За раздвинутыми створками звенели-заливались цикады, но ни единого дуновения не проникало в помещение из ночного сада. Я отложила кисть, открыла следующий доклад и взялась за веер. Жара не спадала даже ночью, и весь дворец уже уснул, разморённый знойным концом лета. Только в моём кабинете горели огни, да терпеливо ждали в соседней комнате слуги. Ныл висок, хотелось спать, а завтра с утра надо давать аудиенцию моим дамам. И ещё несколько сановников попросили о встрече.

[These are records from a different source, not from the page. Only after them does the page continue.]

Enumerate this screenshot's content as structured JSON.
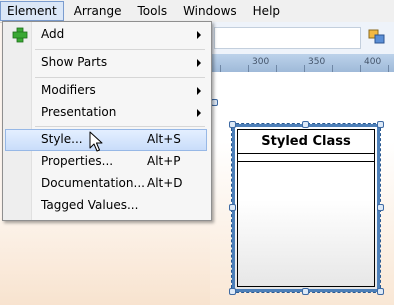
{
  "menubar": {
    "items": [
      {
        "label": "Element"
      },
      {
        "label": "Arrange"
      },
      {
        "label": "Tools"
      },
      {
        "label": "Windows"
      },
      {
        "label": "Help"
      }
    ]
  },
  "dropdown": {
    "items": [
      {
        "label": "Add",
        "shortcut": "",
        "submenu": true,
        "icon": "green-plus-icon"
      },
      {
        "label": "Show Parts",
        "shortcut": "",
        "submenu": true
      },
      {
        "label": "Modifiers",
        "shortcut": "",
        "submenu": true
      },
      {
        "label": "Presentation",
        "shortcut": "",
        "submenu": true
      },
      {
        "label": "Style...",
        "shortcut": "Alt+S",
        "submenu": false,
        "highlighted": true
      },
      {
        "label": "Properties...",
        "shortcut": "Alt+P",
        "submenu": false
      },
      {
        "label": "Documentation...",
        "shortcut": "Alt+D",
        "submenu": false
      },
      {
        "label": "Tagged Values...",
        "shortcut": "",
        "submenu": false
      }
    ]
  },
  "ruler": {
    "labels": [
      "300",
      "350",
      "400"
    ]
  },
  "diagram": {
    "class_name": "Styled Class"
  },
  "colors": {
    "highlight": "#c9ddfa",
    "selection_border": "#4d7fb8",
    "add_icon": "#3aa834"
  }
}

Быть может, потом удастся урвать часик послеполуденного отдыха, а может и нет.
А ведь сначала предполагалось, что я буду всего лишь поддерживать необходимый порядок, не слишком утруждаясь и уж точно не утруждая себя деяниями государственного масштаба. Но эта проклятая погода спутала все планы, и я неосторожно полезла в большую политику. Результат был закономерен — вольно или невольно, но вдобавок к функциям императрицы я взяла на себя все функции императора, став полноценным регентом. И теперь я пахала за быка и лошадь по двенадцать-четырнадцать, а то и шестнадцать часов в сутки. Бедный Тайрен, бедный Иочжун, я-то ещё могу дождаться возвращения супруга и сгрузить его обязанности обратно на его плечи, а они-то лезли на эти галеры пожизненно!

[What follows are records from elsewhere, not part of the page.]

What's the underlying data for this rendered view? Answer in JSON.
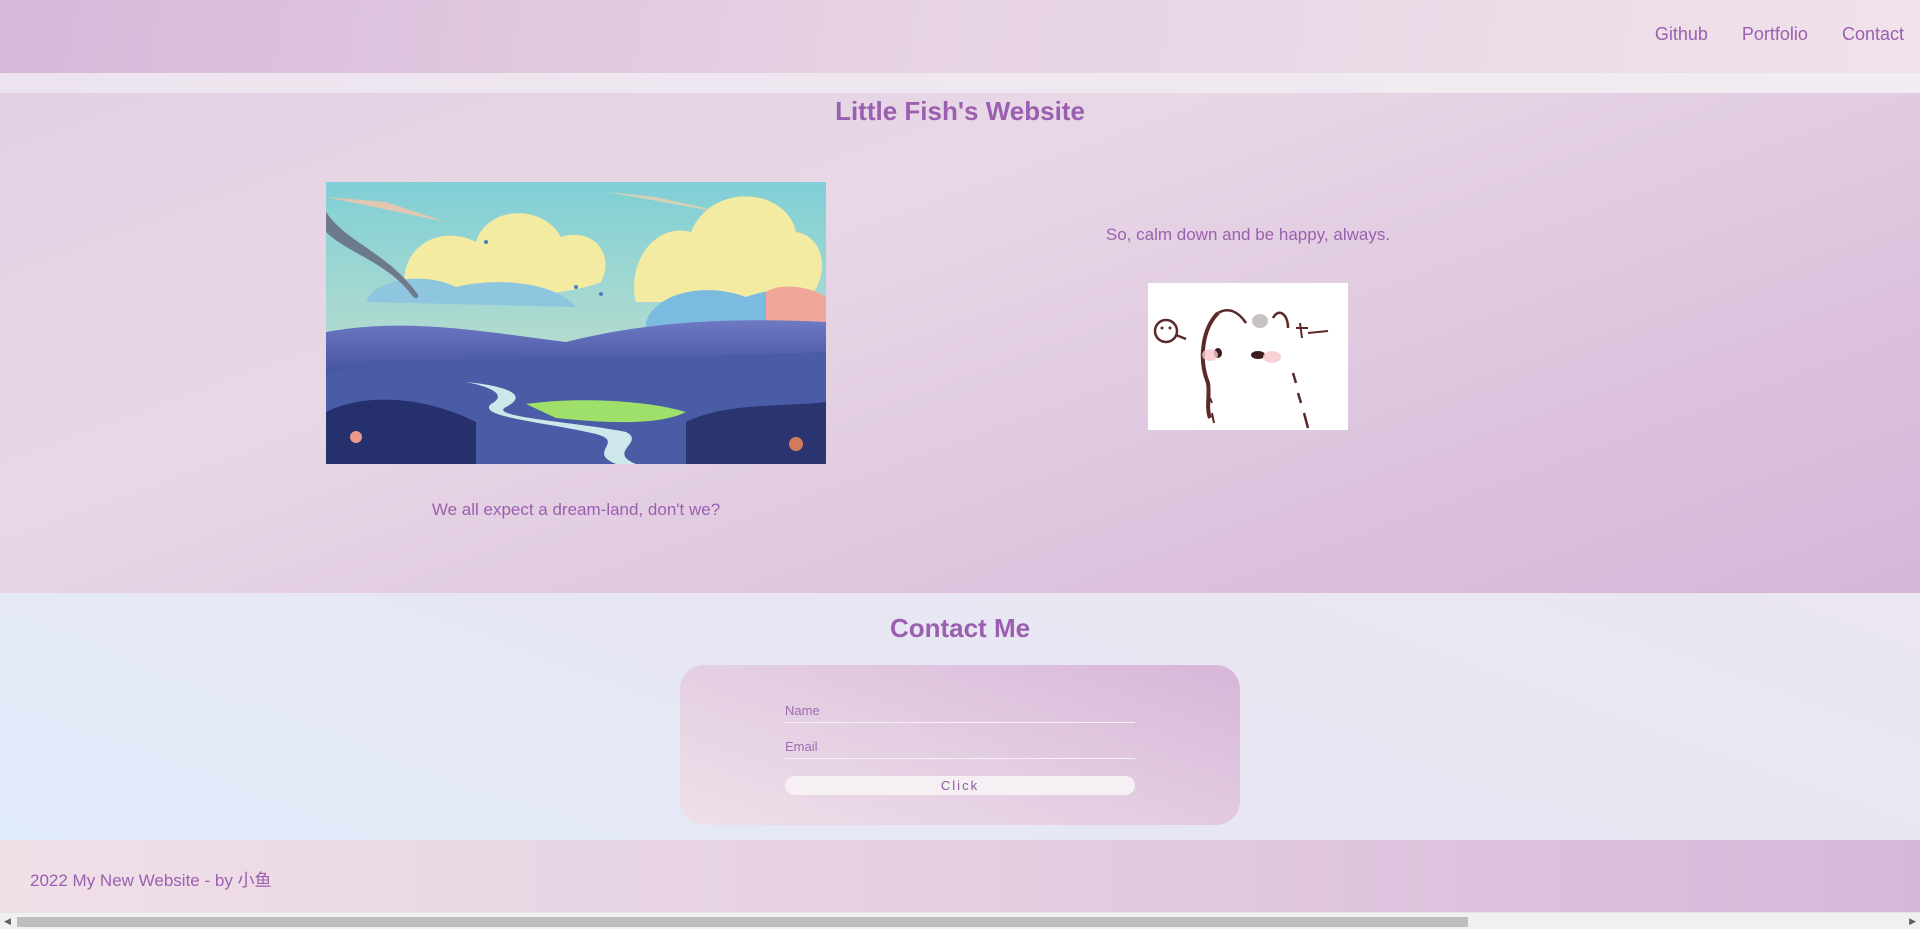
{
  "nav": {
    "items": [
      "Github",
      "Portfolio",
      "Contact"
    ]
  },
  "hero": {
    "title": "Little Fish's Website",
    "image_caption": "We all expect a dream-land, don't we?",
    "quote": "So, calm down and be happy, always."
  },
  "contact": {
    "title": "Contact Me",
    "name_placeholder": "Name",
    "email_placeholder": "Email",
    "submit_label": "Click"
  },
  "footer": {
    "text": "2022 My New Website - by 小鱼"
  },
  "colors": {
    "accent": "#9b5fb0",
    "header_start": "#d6b8d9",
    "contact_bg": "#e6e9f6"
  },
  "scrollbar": {
    "left_arrow": "◀",
    "right_arrow": "▶"
  }
}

Правда, далеко не всегда и положение у них было таким… отчаянным.
Радость от наконец-то возобновившихся осадков оказалась преждевременной. Тучи шли и шли с моря, никак не влияя на жару, и проливаясь над многострадальной землёй через два дня на третий. Это было лучше, чем их полное отсутствие, но опять появилась опасность, что новый урожай, как и в прошлом году, сгниёт. И, вишенкой на торте, снова весьма реально замаячила угроза наводнения. Уже наученные недавним горьким опытом ответственные лица кинулись проверять дамбы и каналы, безжалостно сгоняя местное население, как сельское, так и городское, на починку при малейшем намёке на слабину. Население, впрочем, особо не роптало — все помнили, чем обернулась былая халатность. Тем более, что и начальство, надо отдать ему должное, за чужими спинами не отсиживалось, а лично ходило на работы, вплоть до того, что и хворост таскало, и лопатами махало. Придворные льстецы хором уверяли, что я сумела внушить всем должное почтение перед своей решительностью и беспристрастностью, и возможно, не так уж и врали.

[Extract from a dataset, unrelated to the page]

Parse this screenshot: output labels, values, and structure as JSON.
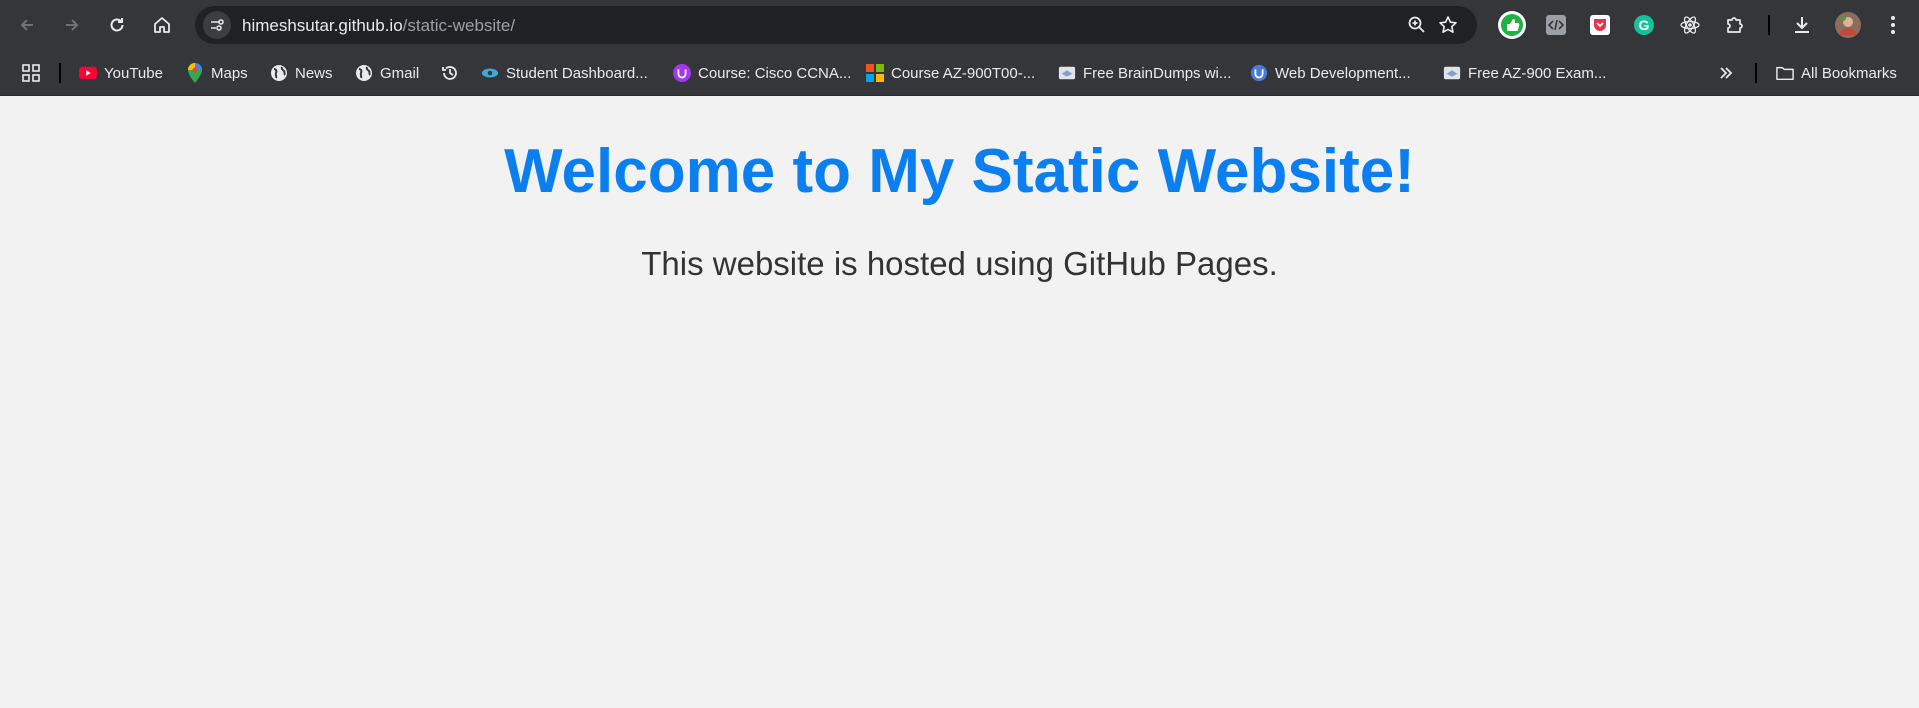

Я действительно выполнила свою угрозу и казнила тех, кто пытался укрывать зерно от конфискаций или торговать им из-под полы. Цензорат сбивался с ног, проверяя слухи и доносы, но его державные наблюдатели работали чётко, как часы. Я кривилась и морщилась, читая в отчётах фразочки типа: "подозреваемый под пыткой показал…" или "жители деревни под пытками подтвердили…", но что я могла сделать? Криминалистика тут не развита, и я не могла предложить никакой альтернативы. Можно было сколько угодно ужасаться, но допрос с пристрастием действительно оставался самым быстрым и результативным способом проводить расследования, даже с поправкой на самооговоры.
Если ты не способна выполнить свои же угрозы, лучше не грозить вовсе. Я сама ввела особое положение, и теперь мне ничего не оставалось, кроме как "разбить котлы и потопить лодки", то есть идти до конца.
Окружающих же здешние методы следствия и вовсе не колыхали, по крайней мере, пока речь шла о зарывающих зерно в землю крестьянах и пытающихся нажиться на чёрном рынке торговцах. Вот когда речь заходила о чиновниках, особенно высокопоставленных, становилось труднее. Кое-кто низших рангов действительно лишился голов за обсчёты в выдаче пайков или за не сданные вовремя запасы, но сановники пятого ранга и выше становились подсудны только с разрешения императора. Парочка таких прохлаждалась в тюрьмах в ожидании возвращения Сына Неба, и шансы побороться за свою жизнь у них ещё были. Влиятельные семьи, былые заслуги… Хорошо, хоть с арестом проблем не возникло — я просто посылала гвардейцев, а дела передавала заместителям. Или следующим в иерархии, если заместители оказывались замешаны.